In the current SSE version of the function, there are plenty of CPU cycles where NONE of the relevant operations are happening, and that in particular the swizzling seems to be "extra" work

Note that the SSE-Parallel rsqrt contains 2 extra rsqrt operations that arent really needed (the 3 results are equal)

In a CPU that can always handle precisely 2 independent operations at a time, the "ideal" scaler-style processing would happen something like this:

0: load, load
1: load, copy
2: copy, copy
3: mul, mul
4: mul, add
5: add, stall
6: rsqrt, stall
7: mul, mul
8: mul, store
9: store, store

And in a CPU that can always handle precisely 3 independent operations at a time, the "ideal" SSE-Scaler processing would happen something like this:

0: load, load, load
1: copy, copy, copy
2: mul, mul, mul
3: add, stall, stall
4: add, stall, stall
5: rsqrt, stall, stall
6: mul, mul, mul
7: store, store, store

I realize that these are simplified models of a CPU, but it illustrates the point:

There are only 3 cycles where an execution unit is stalled out in the 3 execution unit model, and only 2 cycles with stalls in the 2-unit model.

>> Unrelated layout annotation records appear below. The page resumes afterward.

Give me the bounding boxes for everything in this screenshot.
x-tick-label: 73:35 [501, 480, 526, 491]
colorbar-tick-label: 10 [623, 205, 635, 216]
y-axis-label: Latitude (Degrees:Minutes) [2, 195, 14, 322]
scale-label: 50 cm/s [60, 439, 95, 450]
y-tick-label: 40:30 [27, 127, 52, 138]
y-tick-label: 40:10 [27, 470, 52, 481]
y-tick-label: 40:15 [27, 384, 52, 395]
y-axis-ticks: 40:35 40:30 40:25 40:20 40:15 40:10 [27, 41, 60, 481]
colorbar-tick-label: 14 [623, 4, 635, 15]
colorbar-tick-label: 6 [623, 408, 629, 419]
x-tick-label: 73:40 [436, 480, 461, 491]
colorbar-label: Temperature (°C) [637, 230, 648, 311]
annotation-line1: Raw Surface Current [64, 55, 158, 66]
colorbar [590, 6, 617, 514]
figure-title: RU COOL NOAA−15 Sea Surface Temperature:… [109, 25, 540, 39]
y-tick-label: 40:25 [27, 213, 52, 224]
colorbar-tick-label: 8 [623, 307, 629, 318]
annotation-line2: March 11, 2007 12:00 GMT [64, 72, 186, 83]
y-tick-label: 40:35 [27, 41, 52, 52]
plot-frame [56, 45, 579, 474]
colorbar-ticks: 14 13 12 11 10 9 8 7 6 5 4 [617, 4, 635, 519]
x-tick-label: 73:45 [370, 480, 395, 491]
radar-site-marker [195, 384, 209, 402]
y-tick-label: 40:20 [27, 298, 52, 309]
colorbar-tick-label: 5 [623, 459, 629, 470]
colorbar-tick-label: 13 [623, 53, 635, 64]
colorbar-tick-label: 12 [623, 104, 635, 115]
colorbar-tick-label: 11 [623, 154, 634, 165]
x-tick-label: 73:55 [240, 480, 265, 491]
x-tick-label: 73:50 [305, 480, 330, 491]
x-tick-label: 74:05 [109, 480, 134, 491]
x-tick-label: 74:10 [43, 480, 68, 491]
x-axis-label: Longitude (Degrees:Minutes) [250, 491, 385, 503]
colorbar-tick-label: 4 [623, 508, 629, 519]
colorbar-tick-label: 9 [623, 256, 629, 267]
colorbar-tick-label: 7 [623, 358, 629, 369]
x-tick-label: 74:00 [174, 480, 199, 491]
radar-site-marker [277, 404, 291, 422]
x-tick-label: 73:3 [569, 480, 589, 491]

The code in the current SSE-Parallel version has 2 extra swizzle cycles that cannot be paired up, 1 SSE-Parallel rsqrt cycle which duplicates effort, and all of the SSE-Parallel operations are 4-component operations when only 3 is actualy needed. So even if there are absolutely no stalls elsewhere, it can at best only equal the ideal SSE-Scaler methodology within the model.

I propose that this:

movss xmm0, [eax]
movss xmm1, [eax + 4]
movss xmm2, [eax + 8]
movss xmm3, xmm0
movss xmm4, xmm1
movss xmm5, xmm2
mulss xmm0, xmm0
mulss xmm1, xmm1
mulss xmm2, xmm2
addss xmm0, xmm1
addss xmm0, xmm2
rsqrtss xmm1, xmm0
mulss xmm3, xmm1
mulss xmm4, xmm1
mulss xmm5, xmm1
movss [edx], xmm3
movss [edx + 4], xmm4
movss [edx + 8], xmm5

..is likely to be no worse than the SSE-Parallel version on AMD64 (which is very similar to the 3-unit model) and that it might infact be substantialy superior. Additionally, some ordering tweaks could be tested.


When C++ compilers can be coerced to emit rcl and rcr, I *might* consider using one.